No conclusion to be drawn, but I like that they go into such detail.

Comments

  1. David Marjanović says

    Effraction for “burglary” – “breaking and entering” – seems backwards to me. German Einbruch, while Ausbruch refers to prison breaks as well as outbreaks of diseases, wars and other catastrophes. Is there any infraction…?

  2. Stu Clayton says

    Effraction for “burglary” – “breaking and entering” – seems backwards to me.

    The thought of die Tür/das Schloß aufbrechen may restore your orientation.

    Is there any infraction…?

    Infraction of a law, yes.

  3. *effractio doesn’t seem to exist in Classical Latin, but the related verb effringo does; according to Georges, one of its meanings is “aufbrechen, erbrechen”, with citations from Plautus to Tacitus.

  4. David Marjanović says

    one of its meanings is “aufbrechen, erbrechen”

    Ah, now it makes sense.

    (Aufbrechen: “crack open”, including opening a locked door by force; erbrechen means “vomit” nowadays, but it’s also applied to breaking a seal and seems to have covered more of aufbrechen in earlier centuries – unsurprisingly, as er- means “to successful completion”.)

  5. Stu Clayton says

    one of its meanings is “aufbrechen, erbrechen”

    Frinstance:
    clausa effringere, Schlösser u. Riegel aufsprengen, Sall. Iug. 12, 5.
    [Lateinisch-deutsches Handwörterbuch: 1. claudo. Georges: Lateinisch-Deutsch / Deutsch-Lateinisch, S. 11105]

  6. Forcellini’s 18th century monolingual dictionary has “effringere est vi quadam et impetu frangere”.

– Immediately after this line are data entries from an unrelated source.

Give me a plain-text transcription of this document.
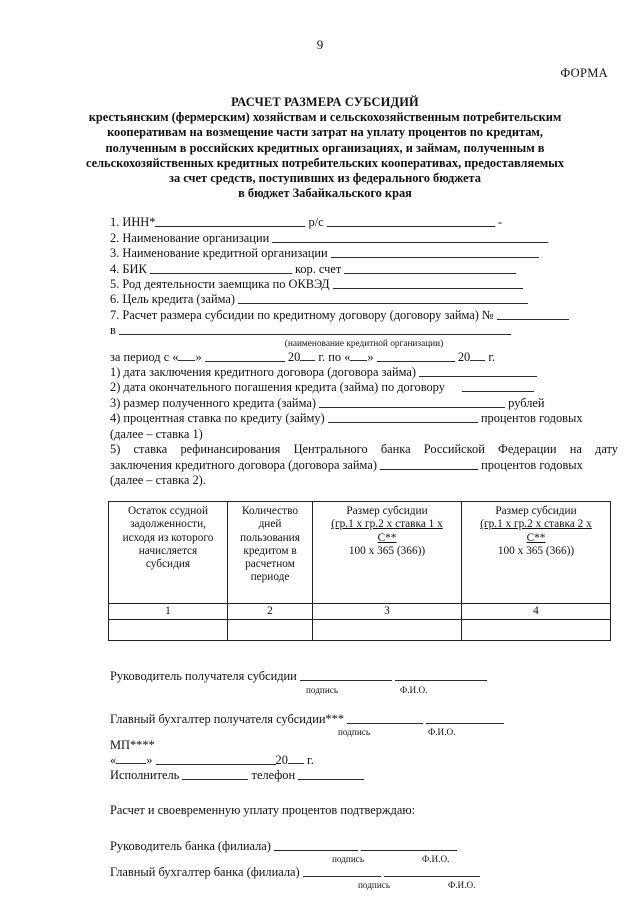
9
ФОРМА
РАСЧЕТ РАЗМЕРА СУБСИДИЙ
крестьянским (фермерским) хозяйствам и сельскохозяйственным потребительским
кооперативам на возмещение части затрат на уплату процентов по кредитам,
полученным в российских кредитных организациях, и займам, полученным в
сельскохозяйственных кредитных потребительских кооперативах, предоставляемых
за счет средств, поступивших из федерального бюджета
в бюджет Забайкальского края
1. ИНН*	р/с	-
2. Наименование организации
3. Наименование кредитной организации
4. БИК	кор. счет
5. Род деятельности заемщика по ОКВЭД
6. Цель кредита (займа)
7. Расчет размера субсидии по кредитному договору (договору займа) №
в
(наименование кредитной организации)
за период с « »	20 г. по « »	20 г.
1) дата заключения кредитного договора (договора займа)
2) дата окончательного погашения кредита (займа) по договору
3) размер полученного кредита (займа)	рублей
4) процентная ставка по кредиту (займу)	процентов годовых
(далее – ставка 1)
5) ставка рефинансирования Центрального банка Российской Федерации на дату
заключения кредитного договора (договора займа)	процентов годовых
(далее – ставка 2).
Остаток ссудной
задолженности,
исходя из которого
начисляется
субсидия

Количество
дней
пользования
кредитом в
расчетном
периоде

Размер субсидии
(гр.1 х гр.2 х ставка 1 х
С**
100 х 365 (366))

Размер субсидии
(гр.1 х гр.2 х ставка 2 х
С**
100 х 365 (366))

1	2	3	4

Руководитель получателя субсидии
подпись	Ф.И.О.
Главный бухгалтер получателя субсидии***
подпись	Ф.И.О.
МП****
« »	20 г.
Исполнитель	телефон
Расчет и своевременную уплату процентов подтверждаю:
Руководитель банка (филиала)
подпись	Ф.И.О.
Главный бухгалтер банка (филиала)
подпись	Ф.И.О.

    Forcellini was the original source for the large 19th century Latin dictionaries (including Georges). The TLL (still unfinished) and the OLD are the first dictionaries not based on Forcellini.

  7. J.W. Brewer says

    Just for kicks, I searched a large database of US judicial decisions for “effraction” and found a handful. You’ve got two old cases from Louisiana quoting from relevant legal texts (relevant in Louisiana because of its distinctive history …) written in French. You’ve got a Social Security case where someone was claiming disability benefits because of numerous alleged medical problems including “effraction of the heart,” which is a different sense if not simply a garbling of medical jargon. You’ve got an 1882 case from California where the federal judge (the Hon. Ogden Hoffman, Jr., 1822-1891) uses it as if it’s a normal bit of legal jargon that the reader will understand, meaning the breaking-and-entering element that traditionally distinguished burglary from mere larceny. And then you’ve got a 1983 case from Rhode Island written by a federal judge (the Hon. Bruce Selya, 1934-2025) who was quite notorious for sprinkling his opinions with fancy/obscure lexemes that were unknown even to people with unusually large vocabularies. That usage seems metaphorical – it was a patent infringement case not a burglary prosecution and the judge is pejoratively characterizing one side’s argument as “a bold effraction.” And that’s pretty much it.

  8. Judge Selya previously on LH.

  9. J.W. Brewer says

    Well that was his schtick, and he was committed to the bit, such that his recent death led to a N.Y. Times obit headlined “Bruce M. Selya, Federal Judge Known for Polysyllabic Prose, Dies at 90.” He went on the federal bench in 1982, so that ’83 usage of “effraction” suggests that he was already doing it right out of the gate.